We are the ones we have been waiting for.
In Peace and Joy,
November 6, 2008
-Dietrich Bonhoeffer, quoted in David Bosch, Transforming Mission, 387. via.
November 5, 2008
NakedPastor has a helpful reflection on Matt. 15:21-28, one of the harder texts of the New Testament for myself. Since reading Christopher Wright's The Mission of God (which you should read), my hermeneutic for reading the Bible has become very missionally driven, but there are some texts including this one that don't "fit." The fact that there are texts that don't fit is a good thing for me, keeps me from making my perspective THE perspective.
If you cling to a very high Christology then you might not like his approach. I tend to move toward a high view through a low Christology perspective.
Here's some exerpts:
This passage has been of interest among many New Testament scholars because it shows Jesus possibly being outwitted by a foreign woman. Does this passage advance the Gentile mission or embarrass it? What does this mean for women in the early church?and
I love this story because it exhibits his humanity… a man forced to come to terms with truth foreign to what he is already certain of. He has to adjust, or amend, his theology because of the arguments of this woman. Here, many scholars agree, is the seed of the early church’s mission to the Gentiles.Much like the Peter and Corneluius story, what we find here is that participation in God's mission means that both parties will be changed. Mission is not about us going to save them, but mutual deepening and mutual conversion of faith toward the work of God in the world.
November 4, 2008
"Jesus...did not come to the people as their political and religious
master to put them in their place, subjugated and quietly resigned.

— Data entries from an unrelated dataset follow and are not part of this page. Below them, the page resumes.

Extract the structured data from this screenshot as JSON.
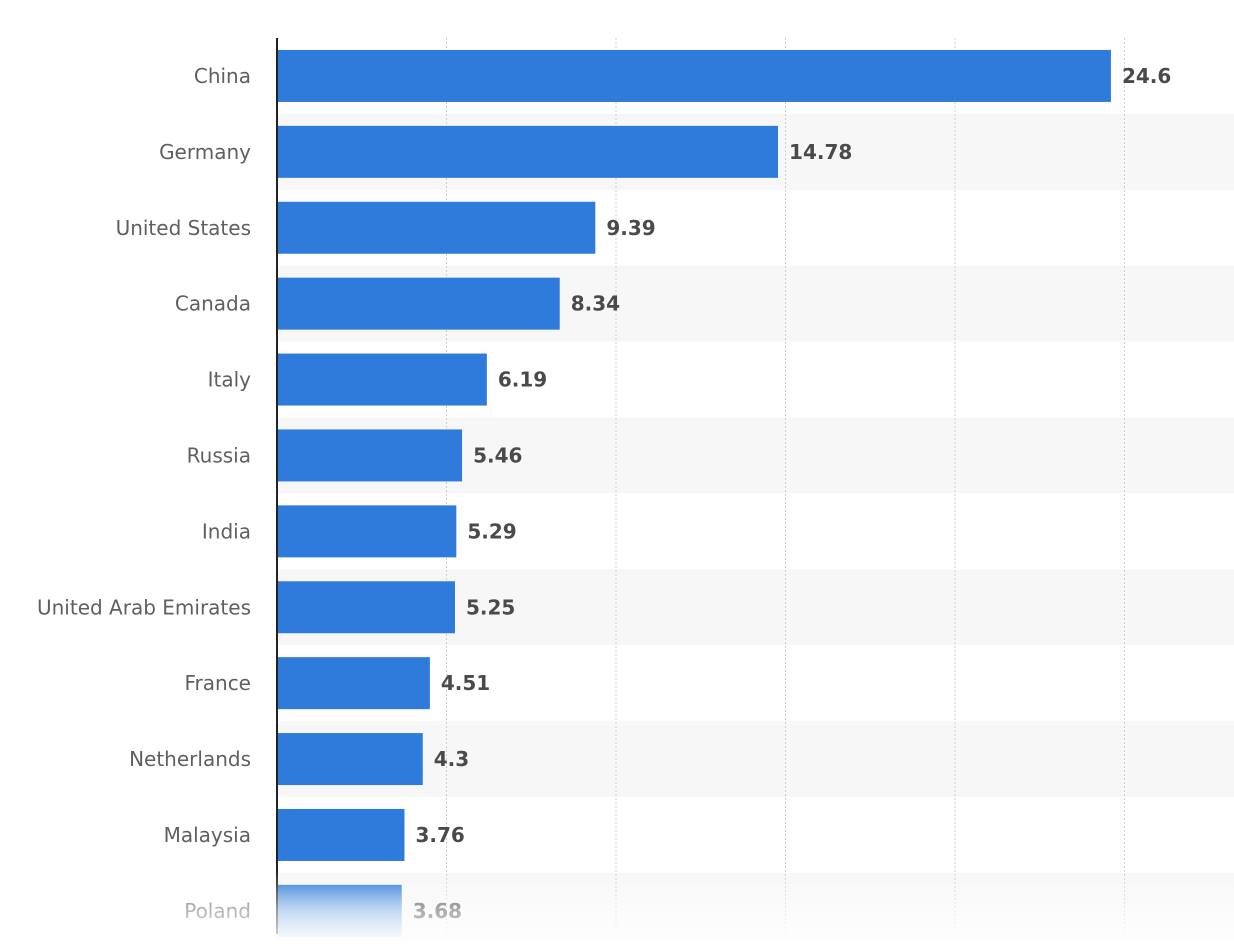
{
  "chart_data": {
    "type": "bar",
    "orientation": "horizontal",
    "categories": [
      "China",
      "Germany",
      "United States",
      "Canada",
      "Italy",
      "Russia",
      "India",
      "United Arab Emirates",
      "France",
      "Netherlands",
      "Malaysia",
      "Poland"
    ],
    "values": [
      24.6,
      14.78,
      9.39,
      8.34,
      6.19,
      5.46,
      5.29,
      5.25,
      4.51,
      4.3,
      3.76,
      3.68
    ],
    "value_labels": [
      "24.6",
      "14.78",
      "9.39",
      "8.34",
      "6.19",
      "5.46",
      "5.29",
      "5.25",
      "4.51",
      "4.3",
      "3.76",
      "3.68"
    ],
    "xlim": [
      0,
      25
    ],
    "grid": true,
    "gridline_values": [
      5,
      10,
      15,
      20,
      25
    ],
    "xlabel": "",
    "ylabel": "",
    "title": "",
    "colors": {
      "bar": "#2f7bdb",
      "stripe": "#f7f7f7",
      "grid": "#cfcfcf",
      "axis": "#222222"
    }
  }
}
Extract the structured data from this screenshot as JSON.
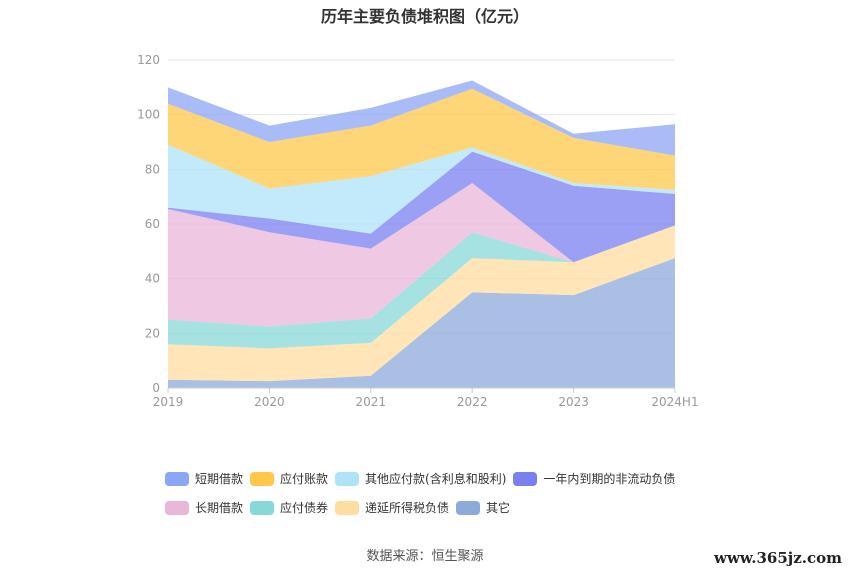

He did not force his own rule upon the people. Neither did he force
his own form upon a formless mass. He heard the call of the people
and called them out from their position as objects of the manipulation
and rule by others to be subjects of the new history of God with the
human race. The "folk movement" which Jesus enkindled is the movement
in which the people itself becomes the subject of its own new history
in the liberation movement of God. (107)"
Moltmann, The Passion For Life: A Messianic Lifestyle, translated by
M. Meeks, 1978.
November 3, 2008
We are somewhat unpacked and getting more and more settled. We made the dining room the living room and vice versa & put out bed in the smaller room instead of the master. The smaller room is off the street and stays in the shade in the evening, so it'll be cooler come summer. The dining room is also in the back of the house and shares the area with the kitchen. We like doing things together so at least when someone is doing something in the kitchen the other can be proximal.
The garage here will work. I had to sweep a bunch of leaves and junk out of it. It smells like possible mouse urine or maybe its just the smell of the fertilizer that was left in there. The yards in okay condition. The back needs some work just so I don't have to worry about Smokey. The front has pretty good landscaping, but I'm afraid the yard is dead.
The bedroom, the living room, and the bathroom are all set up. We're working on the kitchen, which we've had to get pretty creative with since it's much smaller. I believe the home was made in the 50's.
Once we get settled I'll post some pic's up of our new place...and maybe have you over some time.